The same extraction works with j-notation, which is common in engineering models. Excel reads the complex value correctly and returns 30 as the imaginary coefficient. That makes the function reliable across both accepted suffix styles.

=IMAGINARY("50+30j") // Returns 30
Check Answer
Challenge #2
Target: Sheet1!F2
Read Imaginary Part from j Format

Extract the imaginary part of "50+30j". Formula: =IMAGINARY("50+30j").

Example 3 - Keep a negative imaginary value

The returned value keeps the original sign of the imaginary coefficient. In this case, IMAGINARY returns -5, which is important when the sign reflects direction, phase orientation, or another meaningful engineering distinction.

=IMAGINARY("10-5i") // Returns -5
Check Answer
Challenge #3
Target: Sheet1!F3
Signed Negative Coefficient

Extract imaginary part of "10-5i". Formula: =IMAGINARY("10-5i").

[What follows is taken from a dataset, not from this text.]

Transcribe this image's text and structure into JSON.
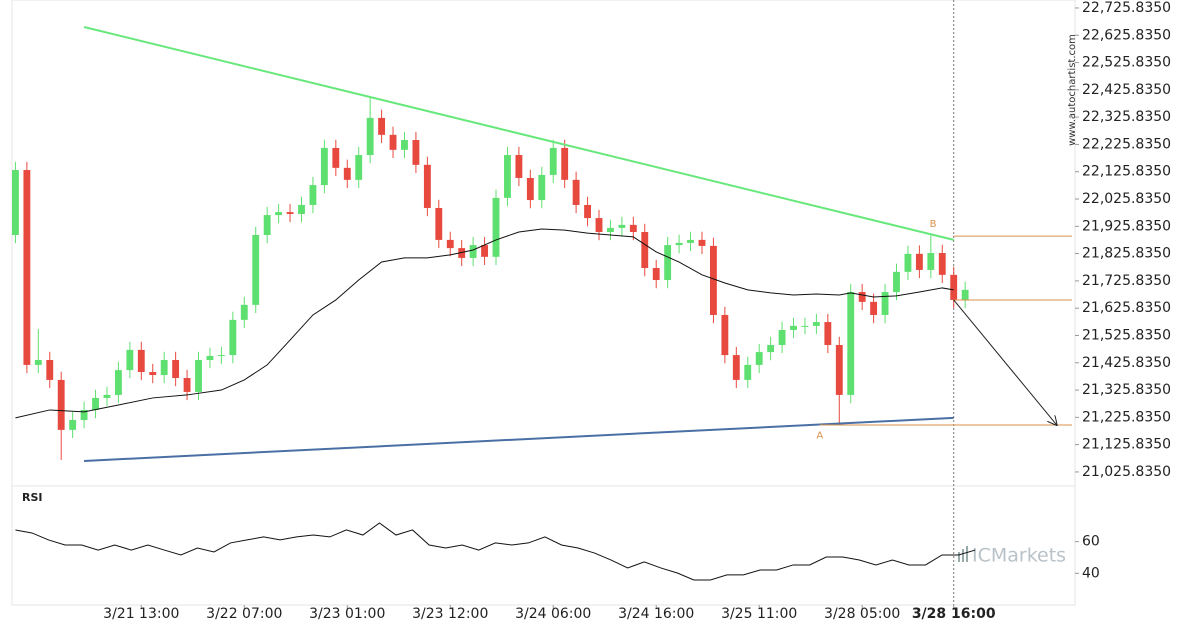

Example 4 - Read a unit imaginary value

Shorthand complex notation still works here. A plain j means an imaginary coefficient of 1, so IMAGINARY returns 1. This is useful because it shows Excel understands compact complex notation rather than requiring the coefficient to be written explicitly every time.

=IMAGINARY("j") // Returns 1
Check Answer
Challenge #4
Target: Sheet1!F4
Unit Coefficient Test

Extract the imaginary part of pure "j". Formula: =IMAGINARY("j").

Quick recap

  • Returns the imaginary part: IMAGINARY pulls only the imaginary side out of a complex value.
  • Returns a number: The result is ready for normal formulas.
  • Keeps the sign: Negative imaginary values stay negative.
  • Handles shorthand: i or j is treated as 1, and 0-j returns -1.
  • Returns 0 for real input: If there is no imaginary part, the result is zero.
  • Works with i or j: Both are valid when the input is a proper Excel complex value.